The contribution of the proposed "Doppler effect"⁴⁶ on the observed change in segmentation period was also evaluated, showing that the alteration of the wave pattern, and not changes in the rate of tissue shortening, is responsible for the majority of the observed period difference.

Finally, the authors put forward a simplified model of coupled oscillators with time delay to explain the shorter segmentation period. Briefly, the coupling strength (i.e. the number of activated ligand–receptor pairs over time) is expected to increase as a consequence of the over-expression of DeltaD, and the time delay in the coupling is not negligible (i.e., it is significant the time taken to transfer the signal from one cell to another owing to the time required to synthesize and traffic Delta proteins). The numerical simulation of such parameter changes leads to a stable time-periodic wave pattern with an increased number of waves and a shortened anterior wavelength, as experimentally observed in the Damascus line.

Thus, this study hints that the Delta-Notch signaling, besides synchronizing oscillators, seems to alter the segmentation period by affecting the wavelength of the tissue’s spatial pattern. However, this issue is not easy to address, since several alternative outcomes arise from changing the Delta-Notch signaling. For instance, a lengthening of the period due to a reduction in Delta-Notch signaling is observed in zebrafish. However, mouse segmentation is faster with the blockade of Notch, an outcome predicted only if the length of the time delay in the coupling was shorter than half the period^34,53.

Cellular oscillator

Q1 | Recently, it has been shown in zebrafish that single cells carrying a her1-yfp transgene can oscillate autonomously³¹. However, it remains unknown if this is a particular feature of this organism, or if it is an intrinsic characteristic of the segmentation clock cells and hence observed in other species (this has been attempted in chick⁵⁴ and mouse⁵⁵ but without definite conclusions owing to the technological limitations at the time).

Local synchrony

Q2 | Wave patterns arising from individual oscillators require the establishment of a spatial profile in their phases. How are these wave patterns regulated?

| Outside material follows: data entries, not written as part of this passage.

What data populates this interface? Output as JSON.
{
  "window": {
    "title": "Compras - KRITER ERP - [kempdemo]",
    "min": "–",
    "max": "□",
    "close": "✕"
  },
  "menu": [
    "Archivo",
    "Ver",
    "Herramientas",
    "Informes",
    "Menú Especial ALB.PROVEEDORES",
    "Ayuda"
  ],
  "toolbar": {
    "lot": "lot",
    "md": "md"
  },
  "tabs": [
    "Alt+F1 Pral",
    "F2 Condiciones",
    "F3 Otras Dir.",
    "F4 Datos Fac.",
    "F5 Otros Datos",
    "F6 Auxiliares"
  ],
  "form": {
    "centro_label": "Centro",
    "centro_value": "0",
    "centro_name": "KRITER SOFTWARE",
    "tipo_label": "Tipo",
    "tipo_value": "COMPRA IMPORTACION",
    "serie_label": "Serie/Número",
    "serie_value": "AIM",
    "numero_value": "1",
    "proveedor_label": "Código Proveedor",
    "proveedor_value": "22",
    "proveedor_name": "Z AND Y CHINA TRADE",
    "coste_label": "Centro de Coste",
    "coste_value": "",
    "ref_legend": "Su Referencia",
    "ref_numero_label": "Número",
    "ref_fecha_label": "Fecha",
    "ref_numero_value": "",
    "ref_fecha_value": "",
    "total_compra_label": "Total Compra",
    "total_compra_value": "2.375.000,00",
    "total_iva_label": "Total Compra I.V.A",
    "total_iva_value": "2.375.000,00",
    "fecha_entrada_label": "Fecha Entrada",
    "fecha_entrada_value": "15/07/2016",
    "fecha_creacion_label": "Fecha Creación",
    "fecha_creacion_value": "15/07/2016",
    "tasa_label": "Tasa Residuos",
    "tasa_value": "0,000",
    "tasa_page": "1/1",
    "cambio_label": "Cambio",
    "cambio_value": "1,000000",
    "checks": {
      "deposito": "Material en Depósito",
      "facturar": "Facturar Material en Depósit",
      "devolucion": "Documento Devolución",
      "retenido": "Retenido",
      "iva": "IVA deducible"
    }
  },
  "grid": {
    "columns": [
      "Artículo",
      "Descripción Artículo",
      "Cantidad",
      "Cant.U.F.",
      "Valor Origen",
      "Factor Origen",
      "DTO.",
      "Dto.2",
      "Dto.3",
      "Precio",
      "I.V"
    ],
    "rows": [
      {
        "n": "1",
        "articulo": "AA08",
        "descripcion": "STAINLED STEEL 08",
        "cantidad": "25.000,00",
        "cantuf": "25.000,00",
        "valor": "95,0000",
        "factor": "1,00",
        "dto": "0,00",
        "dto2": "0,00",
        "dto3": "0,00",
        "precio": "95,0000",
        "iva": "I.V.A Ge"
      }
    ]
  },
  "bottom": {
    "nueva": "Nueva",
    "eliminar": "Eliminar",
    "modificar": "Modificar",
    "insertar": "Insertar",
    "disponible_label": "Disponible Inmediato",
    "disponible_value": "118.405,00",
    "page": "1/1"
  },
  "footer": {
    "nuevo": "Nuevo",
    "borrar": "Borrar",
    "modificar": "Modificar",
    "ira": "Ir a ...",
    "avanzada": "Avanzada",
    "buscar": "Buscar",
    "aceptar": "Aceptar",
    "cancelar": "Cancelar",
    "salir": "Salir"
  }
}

Q3 | The Delta-Notch intercellular signaling pathway is associated with multiple processes, namely lateral inhibition, border formation, and local synchronization. How is the Delta-Notch signaling accomplishing these multiple outcomes?

Global control

Q4 | In vertebrates, the wavefront has been shown to be influenced by gradients of Wnt and Fgf signaling coming from the caudal end and a counter-gradient of retinoic acid (RA) from the somites. How do oscillating cells use and interpret these signaling gradients as stop signals to arrest the oscillation?

Q5 | In vertebrates, embryo segmentation occurs simultaneously with body elongation. Is it possible to disentangle these two processes in order to study them separately?

Q6 | The first five somites are not sequentially formed like the ones from the trunk⁴³. Instead, they form almost simultaneously and without cyclical expression of "clock genes"⁵⁶. Is there an alternative mechanism responsible for occipital somite formation?

Q7 | Recently, relevant challenges have been made to the clock and wavefront model. Particularly important is the fact that, in order to fully grasp the global mechanism underlying segmentation, it is necessary not only to study gene expression dynamics but also to integrate cellular processes like division, movement, and differentiation⁵⁷. Such a comprehensive theoretical framework would generate an invaluable tool to create new hypotheses and test old ones.